The primary aim of this analysis was to examine whether network measures of females' social bonds could reveal any new information about their sociality and reproductive success that was not already demonstrated by dyadic measures. The answer seems to be a qualified ‘yes’: females who formed bonds with individuals who were themselves well connected within the group had higher CSI scores and experienced greater offspring longevity. A high eigenvector centrality score seemed to provide added value to the fitness benefit deriving from close dyadic bonds. By contrast, females with high clustering coefficients had low CSI scores, suggesting that females with weaker social bonds were apt to form relationships within the same small subgroups. CSI was also negatively correlated with betweenness and reach; thus, simply being connected to many other females was not necessarily associated with stronger social bonds.
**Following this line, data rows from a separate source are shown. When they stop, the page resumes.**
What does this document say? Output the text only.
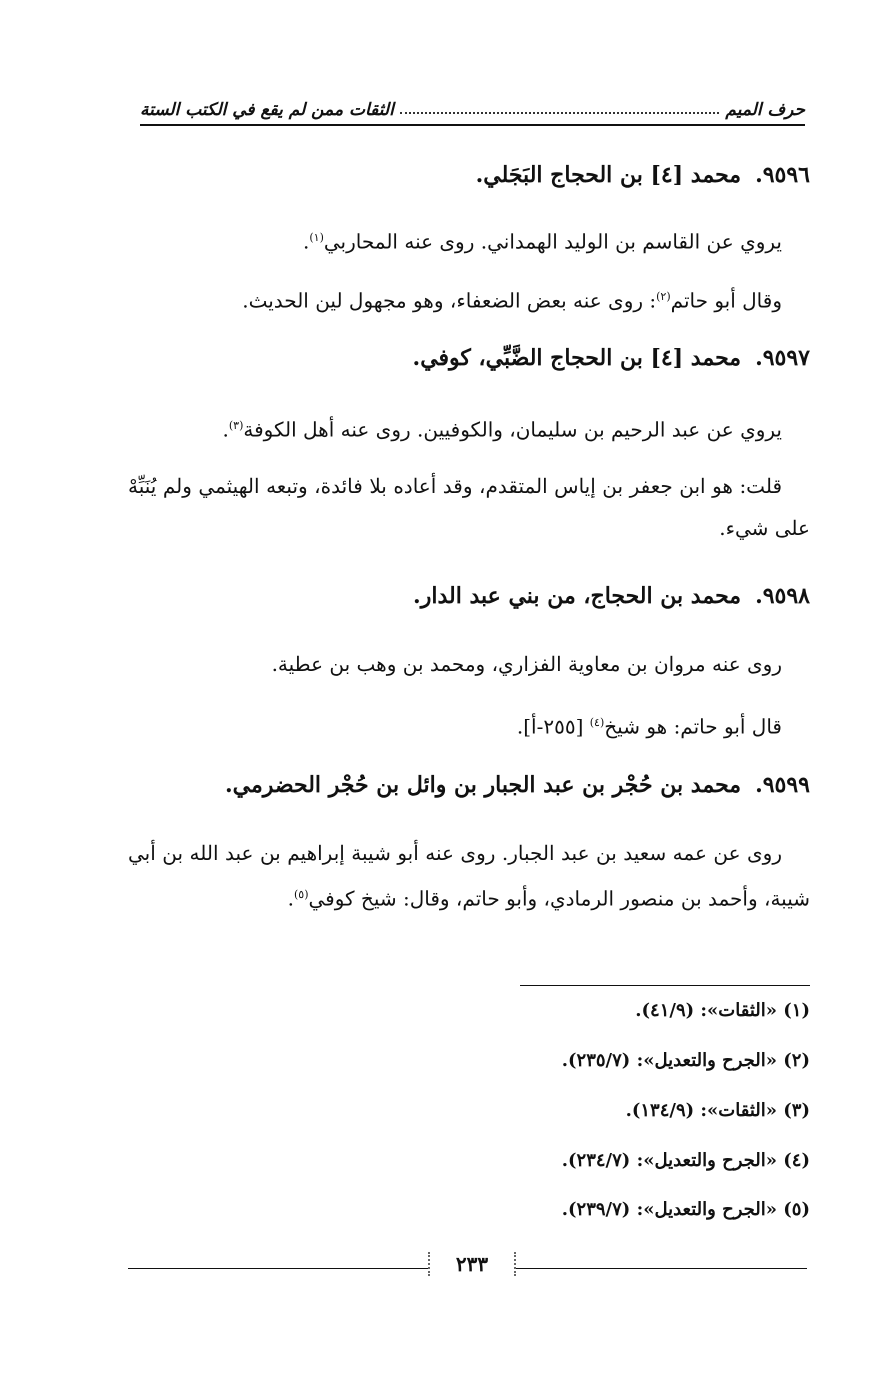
حرف الميم
الثقات ممن لم يقع في الكتب الستة
٩٥٩٦.محمد [٤] بن الحجاج البَجَلي.
يروي عن القاسم بن الوليد الهمداني. روى عنه المحاربي$^{(١)}$.
وقال أبو حاتم$^{(٢)}$: روى عنه بعض الضعفاء، وهو مجهول لين الحديث.
٩٥٩٧.محمد [٤] بن الحجاج الضَّبِّي، كوفي.
يروي عن عبد الرحيم بن سليمان، والكوفيين. روى عنه أهل الكوفة$^{(٣)}$.
قلت: هو ابن جعفر بن إياس المتقدم، وقد أعاده بلا فائدة، وتبعه الهيثمي ولم يُنَبِّهْ على شيء.
٩٥٩٨.محمد بن الحجاج، من بني عبد الدار.
روى عنه مروان بن معاوية الفزاري، ومحمد بن وهب بن عطية.
قال أبو حاتم: هو شيخ$^{(٤)}$ [٢٥٥-أ].
٩٥٩٩.محمد بن حُجْر بن عبد الجبار بن وائل بن حُجْر الحضرمي.
روى عن عمه سعيد بن عبد الجبار. روى عنه أبو شيبة إبراهيم بن عبد الله بن أبي شيبة، وأحمد بن منصور الرمادي، وأبو حاتم، وقال: شيخ كوفي$^{(٥)}$.
(١) «الثقات»: (٤١/٩).
(٢) «الجرح والتعديل»: (٢٣٥/٧).
(٣) «الثقات»: (١٣٤/٩).
(٤) «الجرح والتعديل»: (٢٣٤/٧).
(٥) «الجرح والتعديل»: (٢٣٩/٧).
٢٣٣
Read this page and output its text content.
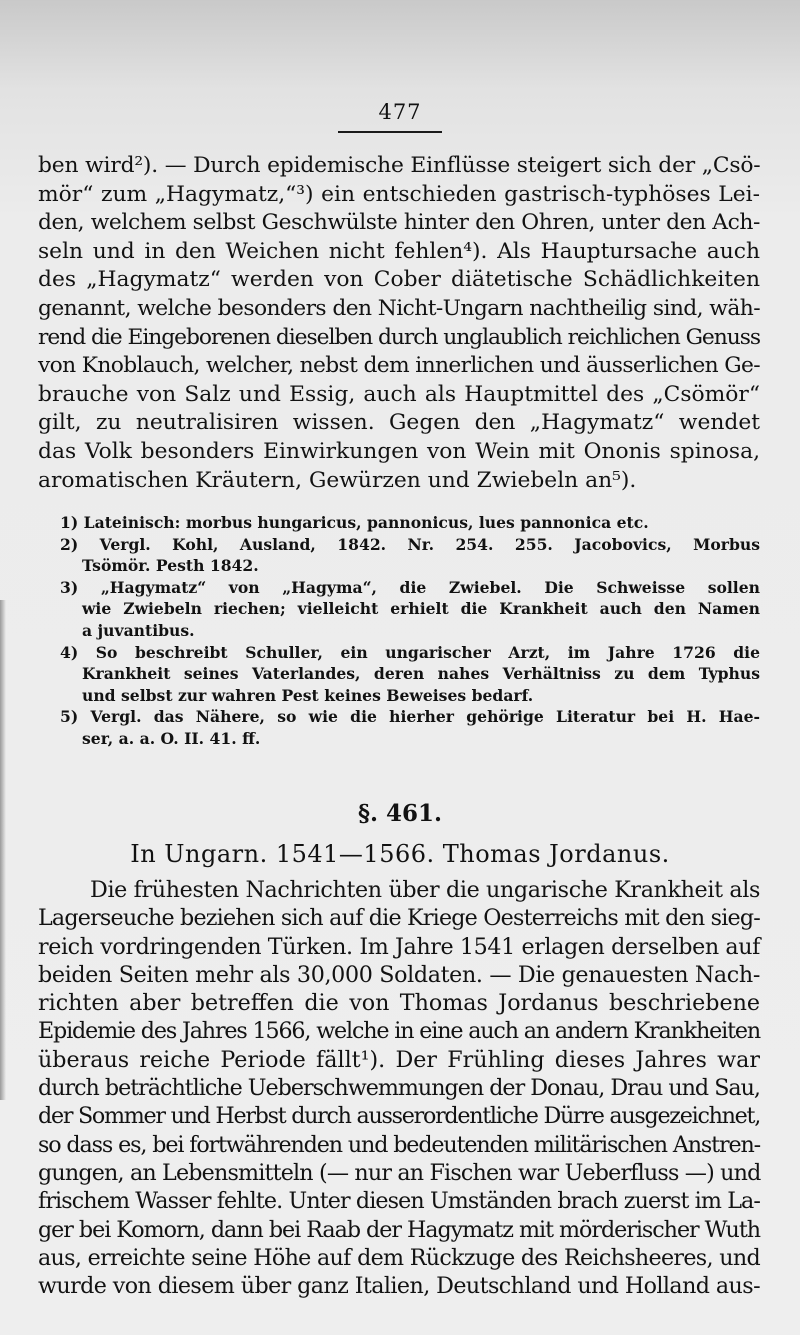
477
ben wird²). — Durch epidemische Einflüsse steigert sich der „Csö-
mör“ zum „Hagymatz,“³) ein entschieden gastrisch-typhöses Lei-
den, welchem selbst Geschwülste hinter den Ohren, unter den Ach-
seln und in den Weichen nicht fehlen⁴). Als Hauptursache auch
des „Hagymatz“ werden von Cober diätetische Schädlichkeiten
genannt, welche besonders den Nicht-Ungarn nachtheilig sind, wäh-
rend die Eingeborenen dieselben durch unglaublich reichlichen Genuss
von Knoblauch, welcher, nebst dem innerlichen und äusserlichen Ge-
brauche von Salz und Essig, auch als Hauptmittel des „Csömör“
gilt, zu neutralisiren wissen. Gegen den „Hagymatz“ wendet
das Volk besonders Einwirkungen von Wein mit Ononis spinosa,
aromatischen Kräutern, Gewürzen und Zwiebeln an⁵).
1) Lateinisch: morbus hungaricus, pannonicus, lues pannonica etc.
2) Vergl. Kohl, Ausland, 1842. Nr. 254. 255. Jacobovics, Morbus
Tsömör. Pesth 1842.
3) „Hagymatz“ von „Hagyma“, die Zwiebel. Die Schweisse sollen
wie Zwiebeln riechen; vielleicht erhielt die Krankheit auch den Namen
a juvantibus.
4) So beschreibt Schuller, ein ungarischer Arzt, im Jahre 1726 die
Krankheit seines Vaterlandes, deren nahes Verhältniss zu dem Typhus
und selbst zur wahren Pest keines Beweises bedarf.
5) Vergl. das Nähere, so wie die hierher gehörige Literatur bei H. Hae-
ser, a. a. O. II. 41. ff.
§. 461.
In Ungarn. 1541—1566. Thomas Jordanus.
Die frühesten Nachrichten über die ungarische Krankheit als
Lagerseuche beziehen sich auf die Kriege Oesterreichs mit den sieg-
reich vordringenden Türken. Im Jahre 1541 erlagen derselben auf
beiden Seiten mehr als 30,000 Soldaten. — Die genauesten Nach-
richten aber betreffen die von Thomas Jordanus beschriebene
Epidemie des Jahres 1566, welche in eine auch an andern Krankheiten
überaus reiche Periode fällt¹). Der Frühling dieses Jahres war
durch beträchtliche Ueberschwemmungen der Donau, Drau und Sau,
der Sommer und Herbst durch ausserordentliche Dürre ausgezeichnet,
so dass es, bei fortwährenden und bedeutenden militärischen Anstren-
gungen, an Lebensmitteln (— nur an Fischen war Ueberfluss —) und
frischem Wasser fehlte. Unter diesen Umständen brach zuerst im La-
ger bei Komorn, dann bei Raab der Hagymatz mit mörderischer Wuth
aus, erreichte seine Höhe auf dem Rückzuge des Reichsheeres, und
wurde von diesem über ganz Italien, Deutschland und Holland aus-
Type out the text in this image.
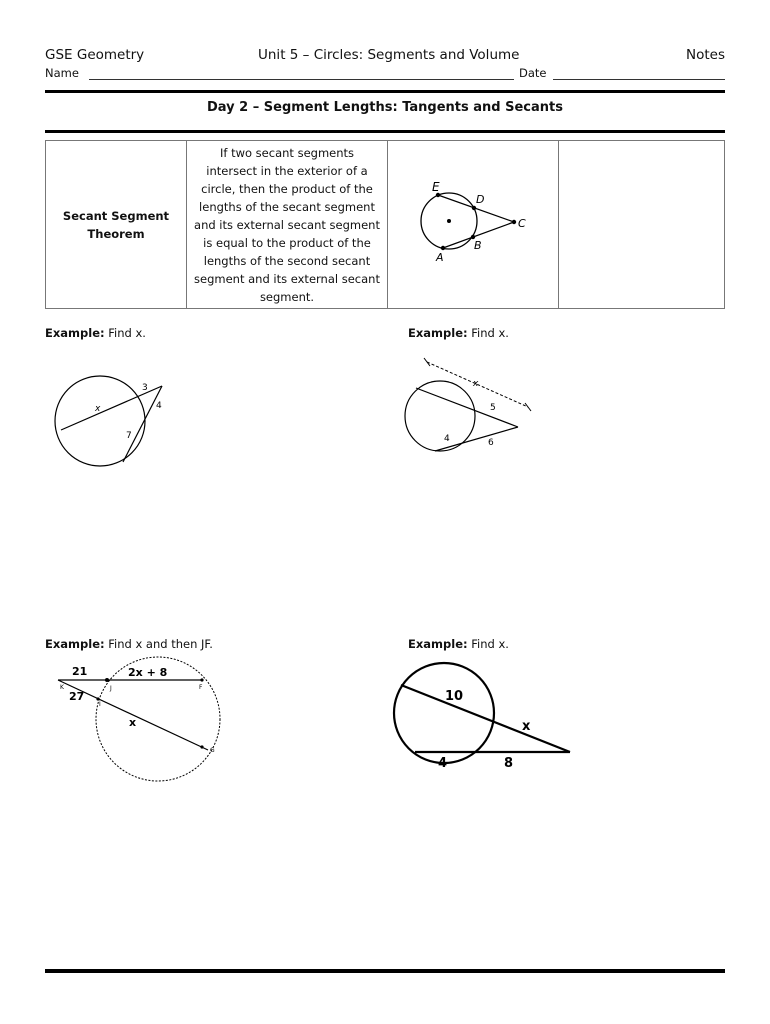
GSE Geometry	Unit 5 – Circles: Segments and Volume	Notes
Name	Date
Day 2 – Segment Lengths: Tangents and Secants
Secant Segment Theorem

If two secant segments intersect in the exterior of a circle, then the product of the lengths of the secant segment and its external secant segment is equal to the product of the lengths of the second secant segment and its external secant segment.

E
D
C
B
A

Example: Find x.
3
4
x
7
Example: Find x.
x
5
4	6
Example: Find x and then JF.
21	2x + 8
27
x
J	F
K
I
G
Example: Find x.
10
x
4	8
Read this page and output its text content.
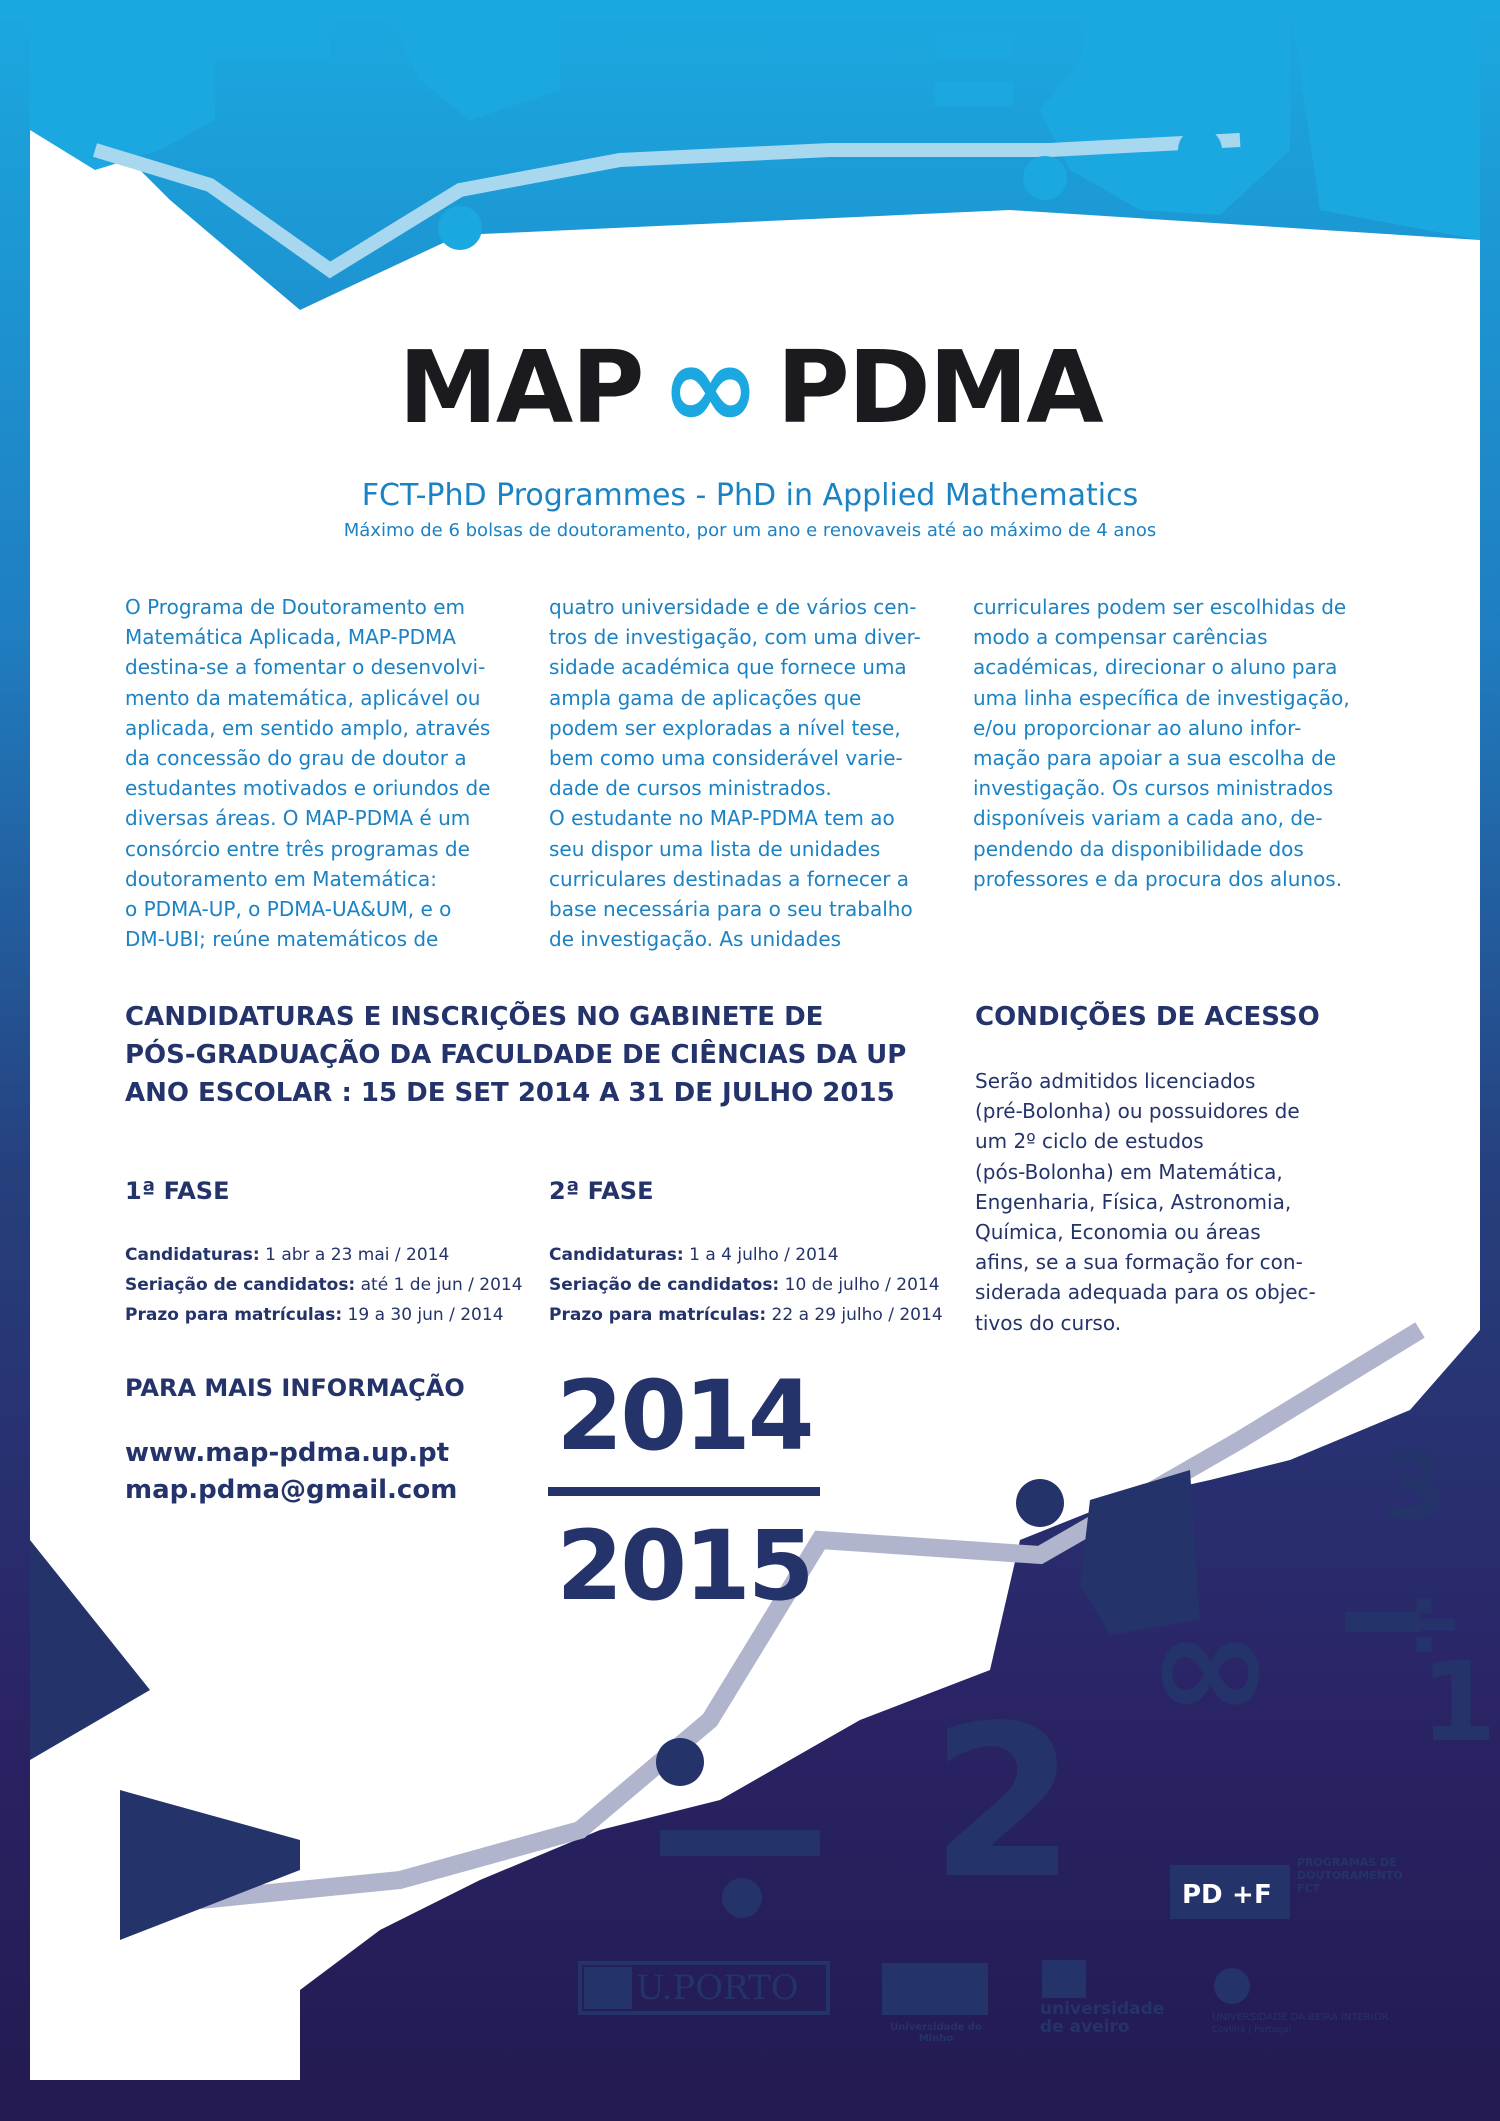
3
÷
1
2
∞
PD + F
MAP ∞ PDMA
FCT-PhD Programmes - PhD in Applied Mathematics
Máximo de 6 bolsas de doutoramento, por um ano e renovaveis até ao máximo de 4 anos
O Programa de Doutoramento em
Matemática Aplicada, MAP-PDMA
destina-se a fomentar o desenvolvi-
mento da matemática, aplicável ou
aplicada, em sentido amplo, através
da concessão do grau de doutor a
estudantes motivados e oriundos de
diversas áreas. O MAP-PDMA é um
consórcio entre três programas de
doutoramento em Matemática:
o PDMA-UP, o PDMA-UA&UM, e o
DM-UBI; reúne matemáticos de
quatro universidade e de vários cen-
tros de investigação, com uma diver-
sidade académica que fornece uma
ampla gama de aplicações que
podem ser exploradas a nível tese,
bem como uma considerável varie-
dade de cursos ministrados.
O estudante no MAP-PDMA tem ao
seu dispor uma lista de unidades
curriculares destinadas a fornecer a
base necessária para o seu trabalho
de investigação. As unidades
curriculares podem ser escolhidas de
modo a compensar carências
académicas, direcionar o aluno para
uma linha específica de investigação,
e/ou proporcionar ao aluno infor-
mação para apoiar a sua escolha de
investigação. Os cursos ministrados
disponíveis variam a cada ano, de-
pendendo da disponibilidade dos
professores e da procura dos alunos.
CANDIDATURAS E INSCRIÇÕES NO GABINETE DE
PÓS-GRADUAÇÃO DA FACULDADE DE CIÊNCIAS DA UP
ANO ESCOLAR : 15 DE SET 2014 A 31 DE JULHO 2015
CONDIÇÕES DE ACESSO
Serão admitidos licenciados
(pré-Bolonha) ou possuidores de
um 2º ciclo de estudos
(pós-Bolonha) em Matemática,
Engenharia, Física, Astronomia,
Química, Economia ou áreas
afins, se a sua formação for con-
siderada adequada para os objec-
tivos do curso.
1ª FASE
Candidaturas: 1 abr a 23 mai / 2014
Seriação de candidatos: até 1 de jun / 2014
Prazo para matrículas: 19 a 30 jun / 2014
2ª FASE
Candidaturas: 1 a 4 julho / 2014
Seriação de candidatos: 10 de julho / 2014
Prazo para matrículas: 22 a 29 julho / 2014
PARA MAIS INFORMAÇÃO
www.map-pdma.up.pt
map.pdma@gmail.com
2014
2015
PROGRAMAS DE
DOUTORAMENTO
FCT
U.PORTO
Universidade do Minho
universidade
de aveiro	UNIVERSIDADE DA BEIRA INTERIOR
Covilhã | Portugal
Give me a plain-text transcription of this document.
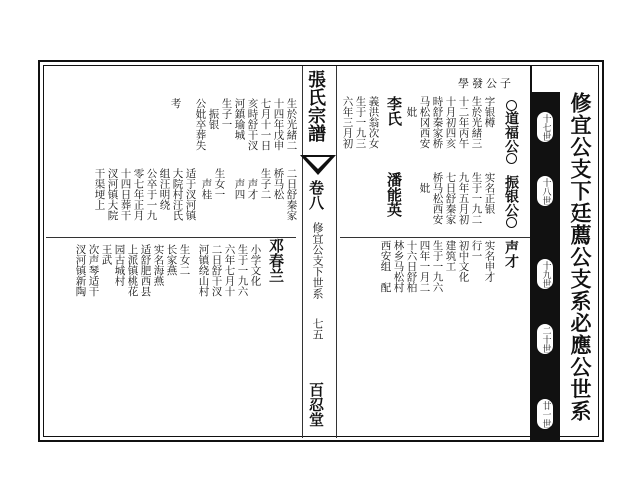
學發公子
修宜公支下廷薦公支系必應公世系
十七世
十八世
十九世
二十世
廿一世
張氏宗譜
卷八
修宜公支下世系
七五
百忍堂
道福公
振银公
声才
字银樽
生於光緒三
十二年丙午
十月初四亥
時舒秦家桥
马松冈西安
　妣
实名正银
生于一九二
九年五月初
七日舒秦家
桥马松西安
　妣
实名申才
行一
初中文化
建筑工
生于一九六
四年一月二
十六日舒柏
林乡马松村
西安组　配
李氏
義洪翁次女
生于一九三
六年三月初
潘能英
生於光緒二
十四年戊申
七月十一日
亥時舒干汊
河鎮瑜城
生子一
　振银
公妣卒葬失
考
二日舒秦家
桥马松
生子二
　声才
　声四
生女一
　声桂
适于汊河镇
大院村汪氏
组汪明绕
公卒于一九
零七年正月
十四日葬干
汊河镇大院
干渠埂上
邓春兰
小学文化
生于一九六
六年七月十
二日舒干汊
河镇绕山村
生女二
长家燕
实名海燕
适舒肥西县
上派镇桃花
园古城村
王武
次声琴适干
汊河镇新陶
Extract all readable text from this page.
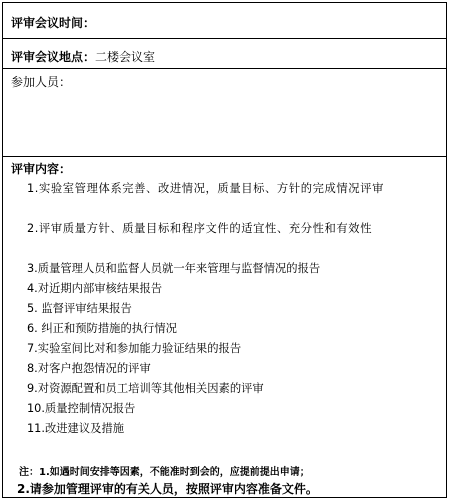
评审会议时间：
评审会议地点：二楼会议室
参加人员：
评审内容：
1.实验室管理体系完善、改进情况，质量目标、方针的完成情况评审
2.评审质量方针、质量目标和程序文件的适宜性、充分性和有效性
3.质量管理人员和监督人员就一年来管理与监督情况的报告
4.对近期内部审核结果报告
5. 监督评审结果报告
6. 纠正和预防措施的执行情况
7.实验室间比对和参加能力验证结果的报告
8.对客户抱怨情况的评审
9.对资源配置和员工培训等其他相关因素的评审
10.质量控制情况报告
11.改进建议及措施
注：1.如遇时间安排等因素，不能准时到会的，应提前提出申请；
2.请参加管理评审的有关人员，按照评审内容准备文件。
Our results suggest some potentially important differences in adaptive patterns of social bonds in species that live in fission–fusion societies (e.g. hyaenas, chimpanzees) as opposed to cohesive social groups (e.g. baboons, macaques). Hyaenas tend to exhibit high clustering, associating with ‘friends’ who are also friends with each other ([10]; see also [25] for similar data on rock hyraxes). Such clustering may facilitate cooperation in communities where group members are often widely dispersed and do not encounter each other on a daily basis. The ability to serve as a link between otherwise unconnected individuals (high betweenness) may also be of high functional value in fission–fusion societies, as has been suggested for chimpanzees ([23], see also [35,36,41]). By contrast, female baboons come into predictable contact with one another on a daily basis. As a result, the most successful individuals may be those who are well connected with partners who themselves are well connected, as opposed to those who are relatively isolated within a small clique [4,29]. It remains for future research to investigate these questions in more detail.

The proximate mechanisms underlying the benefits of secondary connections compared to the benefits of strong dyadic bonds remain unclear. It seems possible that having preferred partners who are themselves the preferred partners of several others may facilitate social interactions by making encounters more predictable and less stressful. Similarly, such connections may facilitate the formation of new bonds if a female's primary partner dies. The offspring of individuals with high eigenvector centrality may also be less peripheral and at lower risk of predation—the primary cause of mortality for juveniles and adults in this population [30].

In sum, we evaluated the comparative benefits of dyadic bonds and bonds beyond the level of the dyad by comparing our previous results with new data using network analysis. Whereas our previous results showed that female baboons derive significant fitness benefits from forming close, stable bonds with several other females, network analysis indicates that these benefits may be augmented if a female's social partners are themselves well connected to many others within their group, rather than being clustered in small cliques. Whether variation in the ability to monitor other individuals' relationships contributes to variation in the ability to form connections with influential partners remains to be explored.